The Great-great grandson of Kaiser Wilhelm II, the last ruler of Germany who was forced off the throne in 1918, is to marry on Saturday. Georg Friedrich Ferdinand Prince of Prussia is to wed Sophie Johanna Maria Princess of Isenburg and step out of a church on the grounds of the former royal palace in Potsdam. They are to ride in a carriage drawn by six horses through the city streets as did many of their ancestors for the past one thousand years of Hohenzollern history.
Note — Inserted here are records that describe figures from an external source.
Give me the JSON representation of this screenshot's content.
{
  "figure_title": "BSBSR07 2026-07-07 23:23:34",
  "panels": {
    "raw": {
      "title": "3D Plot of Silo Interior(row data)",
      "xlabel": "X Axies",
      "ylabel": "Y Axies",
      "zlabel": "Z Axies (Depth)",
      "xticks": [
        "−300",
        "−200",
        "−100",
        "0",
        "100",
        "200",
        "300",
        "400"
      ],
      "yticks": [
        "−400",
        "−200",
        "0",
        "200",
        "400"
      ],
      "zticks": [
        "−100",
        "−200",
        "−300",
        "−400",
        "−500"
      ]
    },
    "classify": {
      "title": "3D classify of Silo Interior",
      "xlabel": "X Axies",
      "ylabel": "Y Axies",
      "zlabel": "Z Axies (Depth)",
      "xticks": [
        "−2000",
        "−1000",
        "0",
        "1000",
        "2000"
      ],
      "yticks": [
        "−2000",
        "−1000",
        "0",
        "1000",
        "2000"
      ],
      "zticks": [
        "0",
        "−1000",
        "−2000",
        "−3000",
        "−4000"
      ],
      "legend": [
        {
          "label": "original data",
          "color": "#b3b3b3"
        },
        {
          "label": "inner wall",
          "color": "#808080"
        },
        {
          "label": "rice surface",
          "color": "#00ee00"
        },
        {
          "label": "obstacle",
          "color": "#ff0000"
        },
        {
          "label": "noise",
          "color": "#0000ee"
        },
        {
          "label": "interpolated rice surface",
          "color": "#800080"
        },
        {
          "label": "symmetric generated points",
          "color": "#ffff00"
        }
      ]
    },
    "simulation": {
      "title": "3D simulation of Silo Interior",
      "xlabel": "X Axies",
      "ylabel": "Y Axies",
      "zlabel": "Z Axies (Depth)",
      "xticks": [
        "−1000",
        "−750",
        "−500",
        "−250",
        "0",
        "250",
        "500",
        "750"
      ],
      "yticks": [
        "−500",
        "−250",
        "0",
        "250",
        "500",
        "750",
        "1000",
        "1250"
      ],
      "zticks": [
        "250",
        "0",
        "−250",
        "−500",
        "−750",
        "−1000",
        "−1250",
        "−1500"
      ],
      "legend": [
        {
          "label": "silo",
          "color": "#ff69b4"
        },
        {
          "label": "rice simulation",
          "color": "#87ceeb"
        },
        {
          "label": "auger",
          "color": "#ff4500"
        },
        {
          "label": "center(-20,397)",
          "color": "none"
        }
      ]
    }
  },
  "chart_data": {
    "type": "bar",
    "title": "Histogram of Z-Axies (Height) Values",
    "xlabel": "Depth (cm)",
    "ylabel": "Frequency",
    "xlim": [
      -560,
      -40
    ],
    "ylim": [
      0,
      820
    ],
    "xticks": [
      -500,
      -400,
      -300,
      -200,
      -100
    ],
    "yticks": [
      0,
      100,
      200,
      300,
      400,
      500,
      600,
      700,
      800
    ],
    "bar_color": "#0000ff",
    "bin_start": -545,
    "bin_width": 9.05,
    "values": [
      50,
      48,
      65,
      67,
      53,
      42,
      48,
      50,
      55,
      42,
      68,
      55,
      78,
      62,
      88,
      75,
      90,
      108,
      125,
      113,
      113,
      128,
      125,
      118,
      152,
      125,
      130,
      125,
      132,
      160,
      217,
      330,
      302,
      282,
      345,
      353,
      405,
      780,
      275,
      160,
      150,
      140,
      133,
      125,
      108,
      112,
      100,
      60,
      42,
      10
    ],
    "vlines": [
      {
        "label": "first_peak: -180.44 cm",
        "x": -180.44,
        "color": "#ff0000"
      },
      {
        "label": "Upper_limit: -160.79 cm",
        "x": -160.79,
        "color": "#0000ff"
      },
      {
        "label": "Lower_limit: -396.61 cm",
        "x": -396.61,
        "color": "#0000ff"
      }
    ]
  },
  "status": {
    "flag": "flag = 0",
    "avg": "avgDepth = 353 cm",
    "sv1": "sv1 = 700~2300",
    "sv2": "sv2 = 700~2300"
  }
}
One hundred years ago right now in 1911 no one would have thought anything of it. It would have been business as usual — for three more years. Everything was about to change radically, and no one guessed. Wilhelm was the German ruler who directed Germany’s part in World War I and was forced to surrender, thereby losing his dynasty’s hold on power.

Germany never forgave him. The Treaty of Paris was a disaster as were the reparations that followed. That all led to the rise of Hitler, which is one of the reasons so many Germans resent the monarchy to this day — that and the Prussian military tradition that led to the Wehrmacht in the Second World War. And of course all that led to Potsdam becoming part of East Germany under Communist Russian rule for nearly half a century.

That is one reason why many leftist groups are planning satiric protests about the royal wedding. Germany can’t make peace with Wilhelm II, Hitler, or its twentieth century past.